Qu'est-ce que ça vous fait d'être la tête fiche d'un film réalisé par Mélanie Laurent ?
C'est une immense fierté pour moi. J'ai toujours été extrêmement touché par le cinéma de Mélanie. C'est une chance pour un acteur de passer sous son regard, qui plus est pour un rôle aussi riche et galvanisant. J'ai encore un peu de mal à le réaliser (Rires).
Avez-vous passé un casting pour obtenir le rôle de Bruno Sulak ?

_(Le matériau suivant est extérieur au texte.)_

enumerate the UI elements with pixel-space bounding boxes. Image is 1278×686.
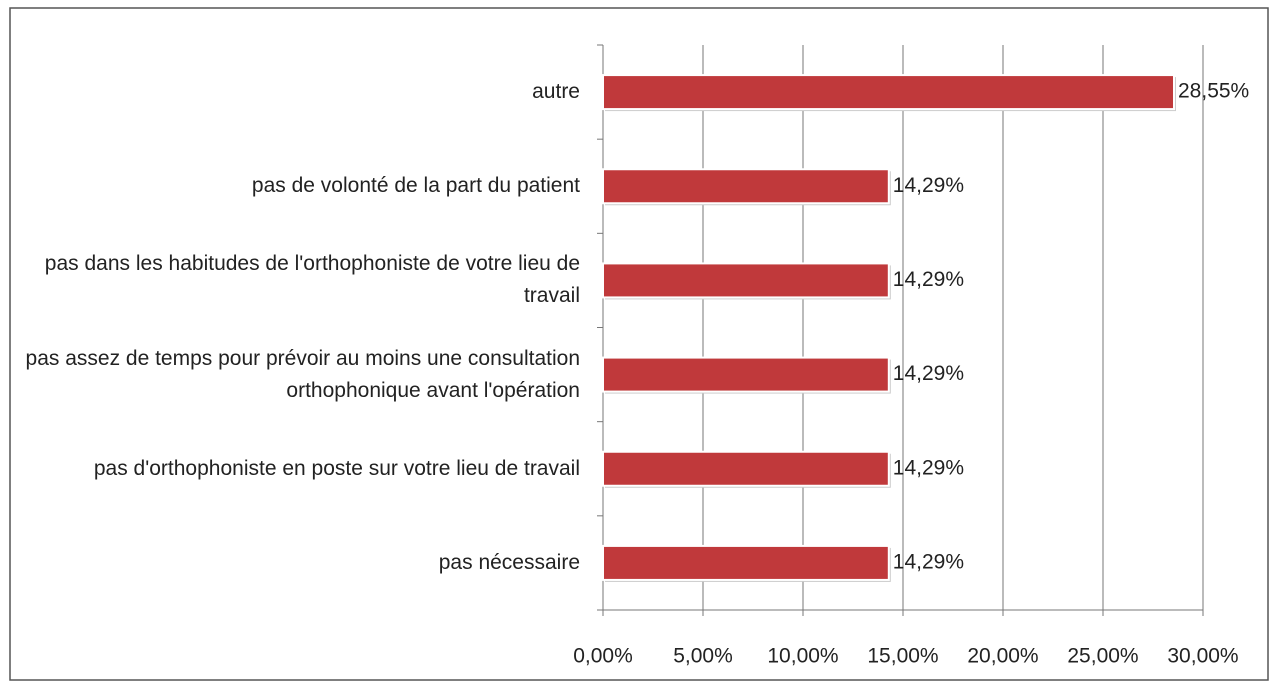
x-tick-label: 0,00%	[573, 645, 633, 668]
value-label: 14,29%	[893, 268, 964, 291]
category-label: pas dans les habitudes de l'orthophonist…	[44, 252, 580, 308]
x-tick-label: 20,00%	[967, 645, 1038, 668]
bar	[602, 74, 1175, 111]
x-tick-label: 15,00%	[867, 645, 938, 668]
value-label: 28,55%	[1178, 80, 1249, 103]
bar	[602, 262, 890, 299]
category-label: pas nécessaire	[438, 550, 580, 574]
frame	[9, 7, 1269, 681]
bar	[602, 168, 890, 205]
bar	[602, 544, 890, 581]
category-label: autre	[532, 80, 580, 104]
x-tick-label: 5,00%	[673, 645, 733, 668]
value-label: 14,29%	[893, 550, 964, 573]
value-label: 14,29%	[893, 456, 964, 479]
x-tick-label: 10,00%	[767, 645, 838, 668]
x-tick-label: 25,00%	[1067, 645, 1138, 668]
value-label: 14,29%	[893, 362, 964, 385]
bar	[602, 450, 890, 487]
value-label: 14,29%	[893, 174, 964, 197]
category-label: pas assez de temps pour prévoir au moins…	[25, 346, 580, 402]
category-label: pas de volonté de la part du patient	[251, 174, 580, 198]
category-label: pas d'orthophoniste en poste sur votre l…	[93, 456, 580, 480]
bar	[602, 356, 890, 393]
x-tick-label: 30,00%	[1167, 645, 1238, 668]
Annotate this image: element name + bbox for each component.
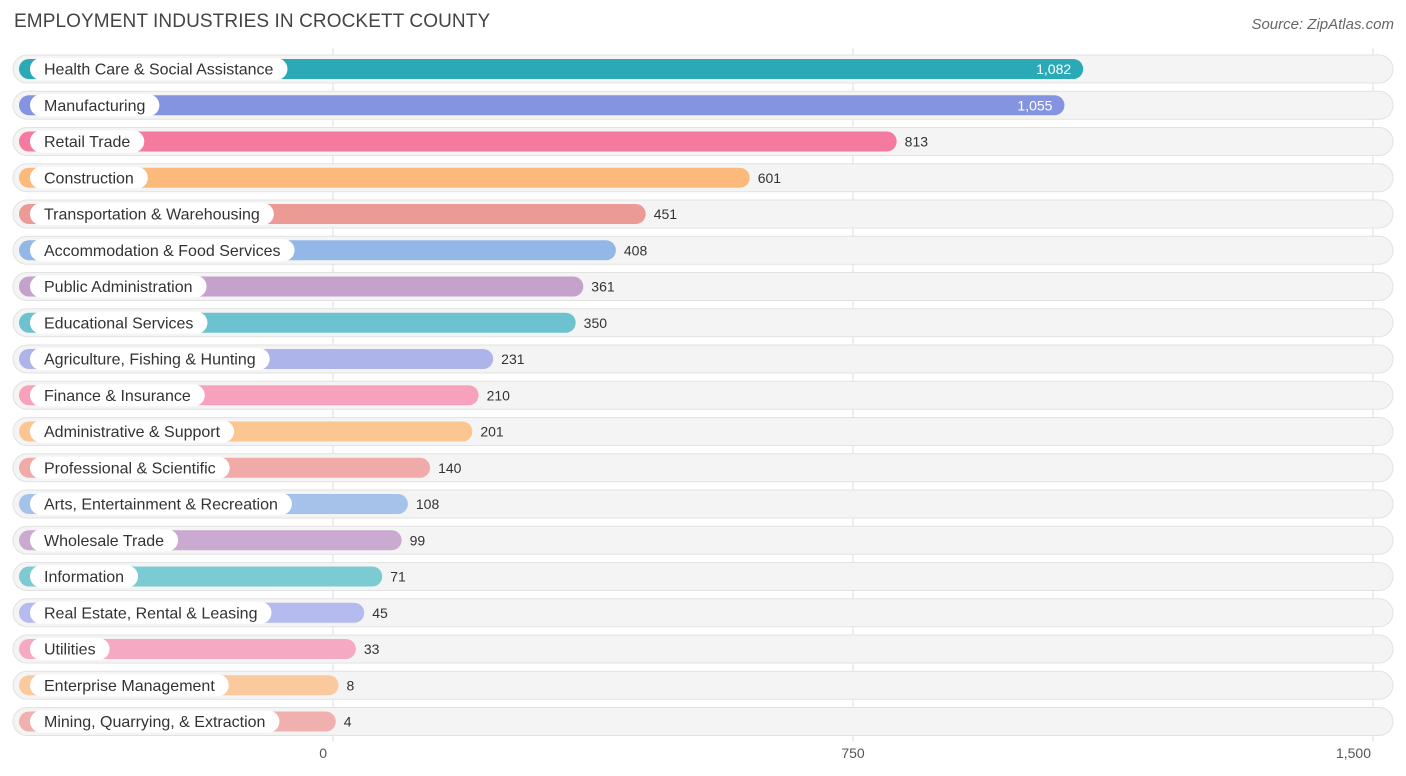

Non. J'avais rencontré Mélanie quelques années auparavant dans le cadre d'une soirée pour les océans à Monaco chez le prince Albert. Je m'en souviens très bien car il y avait aussi Gaspard Ulliel. Nous avons parlé de cinéma et de nos projets. Nous avions envie de travailler ensemble. Et puis est venue l'écriture de ce film sur Bruno Sulak, le scénario était sublime. Mélanie m'a dit : "Je pense que tu es la bonne personne pour incarner Bruno". Normalement, mon syndrome de l'imposteur aurait dû prendre le dessus. Mais là, c'était une opportunité qu'il fallait absolument saisir. J'ai commencé ma carrière d'acteur pour ce genre de projets et l'histoire de Bruno résonnait en moi. Avec ce rôle, ça y est, je fais officiellement ce que j'aime.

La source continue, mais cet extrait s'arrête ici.